Thursday, June 20, 2013
The House on Laurie Street, Pt. 1
When I last wrote about the house, Sissy, our realtor, and I were coming up with various scenarios in terms of selling it and the property. As you know if you read that post, our bitchy dream was to put in a trailer court, special for the Coach and his wife. However, as the property was by then in the city limits (when my grandparents bought it, it was still in the county), no trailer court was allowed.
Let me stop and clarify: our family's relationship with the Coach and his wife was "complicated," to put it mildly. (And for my E TN readers, this Coach was eventually fired from A Large University and given a $6 million severance package, just in case you were wondering to whom I was referring.)
When they became neighbors, my parents were embroiled in a battle with the city: the city was planning to build a road right through the middle of their property, through the fields and Mom's spring, as an exit road from the newly built school on the hill. This was killing Daddy. And they were going to lose the fight. Then, lo and behold, the Coach bought the property behind them, which included land through which the road was to go, and suddenly, all plans to build a road were off.
The Coach and his family built a home and moved in and soon bought the field behind them. The city planted a hundred or more Cedars by the road above this piece of land so they would have privacy from the traffic on the road and the greenway that bordered their property.
Remember: The Coach and his wife were IMPORTANT PEOPLE.

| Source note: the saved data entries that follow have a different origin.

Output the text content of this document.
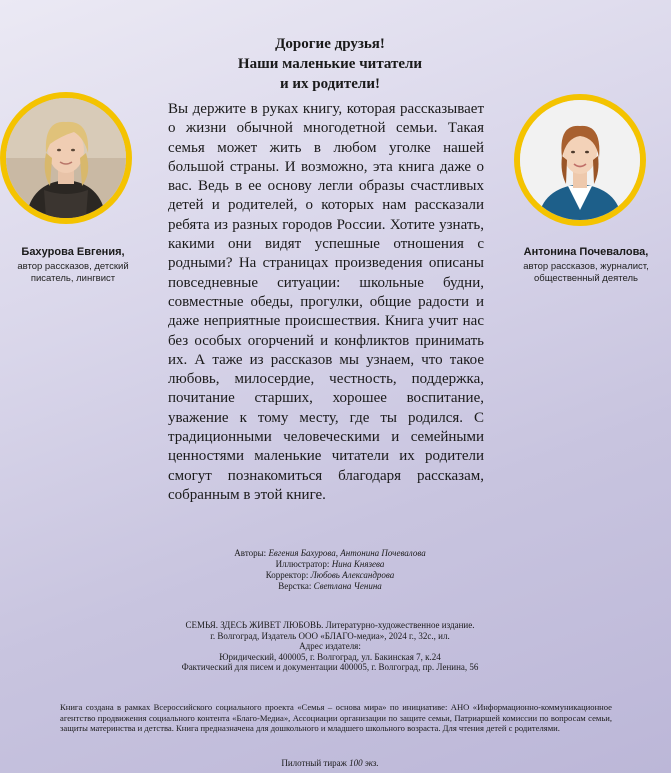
Дорогие друзья!
Наши маленькие читатели
и их родители!
Вы держите в руках книгу, которая рассказывает о жизни обычной многодетной семьи. Такая семья может жить в любом уголке нашей большой страны. И возможно, эта книга даже о вас. Ведь в ее основу легли образы счастливых детей и родителей, о которых нам рассказали ребята из разных городов России. Хотите узнать, какими они видят успешные отношения с родными? На страницах произведения описаны повседневные ситуации: школьные будни, совместные обеды, прогулки, общие радости и даже неприятные происшествия. Книга учит нас без особых огорчений и конфликтов принимать их. А таже из рассказов мы узнаем, что такое любовь, милосердие, честность, поддержка, почитание старших, хорошее воспитание, уважение к тому месту, где ты родился. С традиционными человеческими и семейными ценностями маленькие читатели их родители смогут познакомиться благодаря рассказам, собранным в этой книге.
Бахурова Евгения,
автор рассказов, детский
писатель, лингвист
Антонина Почевалова,
автор рассказов, журналист,
общественный деятель
Авторы: Евгения Бахурова, Антонина Почевалова
Иллюстратор: Нина Князева
Корректор: Любовь Александрова
Верстка: Светлана Ченина
СЕМЬЯ. ЗДЕСЬ ЖИВЕТ ЛЮБОВЬ. Литературно-художественное издание.
г. Волгоград, Издатель ООО «БЛАГО-медиа», 2024 г., 32с., ил.
Адрес издателя:
Юридический, 400005, г. Волгоград, ул. Бакинская 7, к.24
Фактический для писем и документации 400005, г. Волгоград, пр. Ленина, 56
Книга создана в рамках Всероссийского социального проекта «Семья – основа мира» по инициативе: АНО «Информационно-коммуникационное агентство продвижения социального контента «Благо-Медиа», Ассоциации организации по защите семьи, Патриаршей комиссии по вопросам семьи, защиты материнства и детства. Книга предназначена для дошкольного и младшего школьного возраста. Для чтения детей с родителями.
Пилотный тираж 100 экз.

(One time during a visit not long after the Coach and his Wife had moved in, Mom shared a newspaper article that was an interview with the wife. In it, she lamented how challenging it was, how much responsibility it was, to be a Celebrity in a Small Town.)
A few years later, my uncle sold them the 13 acres (once part of The Farm) adjacent to their property for a song. Soon thereafter, the Wife built an "office" on the property, a 2,000+ square foot "barn." I guess she needed a place from which she could organize all her charity work for The Little People.
Oh, have I mentioned that The Coach and his wife were Good Neighbors over the years, sending cards and fruit baskets for the holidays, stopping by for visits, etc.? They even visited Daddy in the hospital and nursing home.
But they had a plan, you see. All that was left to complete their Kingdom was the 7 acres on which sat The House on Laurie Street. And we knew it.
Fortunately for us, they mistook Daddy's delight at having a Big Football Coach's family as neighbors for stupidity. They thought we were Country Bumpkins. Boy, were they in for a surprise.